If Canada fails to make the same shift, our international trade in natural resources, recycled materials, cleantech and service exports are at risk of being negatively impacted. Maintaining strong levels of high-value trade is key to Canada’s current and future prosperity, as argued in Smart Prosperity Institute and Circular Economy Leadership Canada’s latest research, conducted in collaboration with The Delphi Group.
The good news is that Canadian companies have already started making the shift toward circular solutions. Examples include:
Mining: Canadian companies are developing leading solutions for waste and mining byproduct management, as well as deploying innovative technologies, such as electrified mining equipment, to reduce the overall environmental footprint stemming from mining operations.
Plastics: Canadian companies are leveraging expertise in petrochemical engineering to create solutions for chemical plastics recycling, subsequently enabling a true circular outlook for end-of-life plastics management.
Bioeconomy: Canadian bioeconomy companies are leveraging existing strengths in torrefaction, pyrolysis and gasification technologies to convert byproducts from various sectors into bioenergy with low life cycle greenhouse gas intensity.
Companies are also leveraging technological strengths in the form of artificial intelligence, Internet of Things (IoT) and smart imaging technologies, amongst others, to enable and accelerate the application of circular economy principles across all sectors. This includes reducing embodied carbon emissions in the built environment, diverting difficult-to-recycle materials from landfills, and producing high-performance, low-carbon building material alternatives.
Findings from our new research show Canadian companies are already innovating and using a circular lens to address concerns over their environmental footprints and to capitalize on a growing international market for circular solutions. However, there is a need for a strategic approach at a national level to help companies fully capitalize on the rapidly growing export opportunities in the circular economy.
Such an approach should include building Canadian capacity to track nascent clusters of circular business solutions appearing across the country as emerging companies advance circular solutions in a rapidly evolving space. Further, Canada should work to build strategic trade partnerships across North America to create a supporting regional ecosystem for circular innovation, investment attraction and trade, taking inspiration from the Nordic regional co-operation model.
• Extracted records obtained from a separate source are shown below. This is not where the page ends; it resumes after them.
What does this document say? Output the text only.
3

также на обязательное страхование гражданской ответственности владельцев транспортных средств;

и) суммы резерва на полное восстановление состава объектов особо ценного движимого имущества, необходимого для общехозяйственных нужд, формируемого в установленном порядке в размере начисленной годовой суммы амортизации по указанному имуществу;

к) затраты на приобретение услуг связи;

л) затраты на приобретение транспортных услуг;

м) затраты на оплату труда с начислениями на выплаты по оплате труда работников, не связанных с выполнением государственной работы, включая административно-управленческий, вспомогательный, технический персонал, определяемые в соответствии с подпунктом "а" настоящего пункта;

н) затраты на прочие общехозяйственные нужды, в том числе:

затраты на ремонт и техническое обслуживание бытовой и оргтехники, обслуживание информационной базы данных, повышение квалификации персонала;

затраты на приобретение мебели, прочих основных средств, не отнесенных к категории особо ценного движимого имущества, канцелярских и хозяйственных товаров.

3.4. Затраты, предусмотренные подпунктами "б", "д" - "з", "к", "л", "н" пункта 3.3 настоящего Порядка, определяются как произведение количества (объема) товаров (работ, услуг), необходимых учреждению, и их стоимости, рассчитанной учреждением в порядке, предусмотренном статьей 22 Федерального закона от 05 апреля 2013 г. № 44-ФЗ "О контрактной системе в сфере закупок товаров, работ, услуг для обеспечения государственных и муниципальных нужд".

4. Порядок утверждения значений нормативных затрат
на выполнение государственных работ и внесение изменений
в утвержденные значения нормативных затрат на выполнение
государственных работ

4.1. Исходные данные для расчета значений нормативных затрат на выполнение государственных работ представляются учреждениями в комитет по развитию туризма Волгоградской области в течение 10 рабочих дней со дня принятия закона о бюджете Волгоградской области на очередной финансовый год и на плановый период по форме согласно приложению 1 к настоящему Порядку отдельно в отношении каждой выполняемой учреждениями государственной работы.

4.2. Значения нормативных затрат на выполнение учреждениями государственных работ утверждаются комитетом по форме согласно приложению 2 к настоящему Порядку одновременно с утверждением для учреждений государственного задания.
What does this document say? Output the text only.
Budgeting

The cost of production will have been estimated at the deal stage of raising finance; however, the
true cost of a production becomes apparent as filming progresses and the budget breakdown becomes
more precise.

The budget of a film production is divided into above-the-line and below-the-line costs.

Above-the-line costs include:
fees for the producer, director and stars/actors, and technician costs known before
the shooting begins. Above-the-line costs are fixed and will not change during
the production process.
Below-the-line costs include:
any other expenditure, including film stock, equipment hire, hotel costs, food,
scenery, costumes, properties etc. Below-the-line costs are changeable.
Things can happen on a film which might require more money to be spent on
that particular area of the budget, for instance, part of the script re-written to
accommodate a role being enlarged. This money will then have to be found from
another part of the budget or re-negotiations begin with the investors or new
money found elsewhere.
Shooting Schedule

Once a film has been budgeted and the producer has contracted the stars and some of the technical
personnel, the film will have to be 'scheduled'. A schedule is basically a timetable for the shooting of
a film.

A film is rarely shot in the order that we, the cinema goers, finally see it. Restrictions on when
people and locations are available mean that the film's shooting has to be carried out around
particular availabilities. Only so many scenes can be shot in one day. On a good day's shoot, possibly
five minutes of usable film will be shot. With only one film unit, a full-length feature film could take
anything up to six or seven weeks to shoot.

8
Finally, Canada should realize strategic opportunities to lead in multilateral efforts to push the circular economy transition. Such efforts include the WTO’s Trade and Environmental Sustainability Structured Dialogues and the Global Alliance on Circular Economy and Resource Efficiency.
The global circular economy transition provides an excellent opportunity for Canadian companies to leverage and build on existing competitive advantages to ensure ongoing prosperity because circular exports and trade will increasingly play critical roles in sustaining the incomes and living standards of all Canadians.
Shahid Hossaini is the Smart Prosperity Institute's research associate.
Paul Shorthouse is the Circular Economy Leadership Canada's managing director.
Marena Winstanley is the Smart Prosperity Institute's senior manager of research partnership.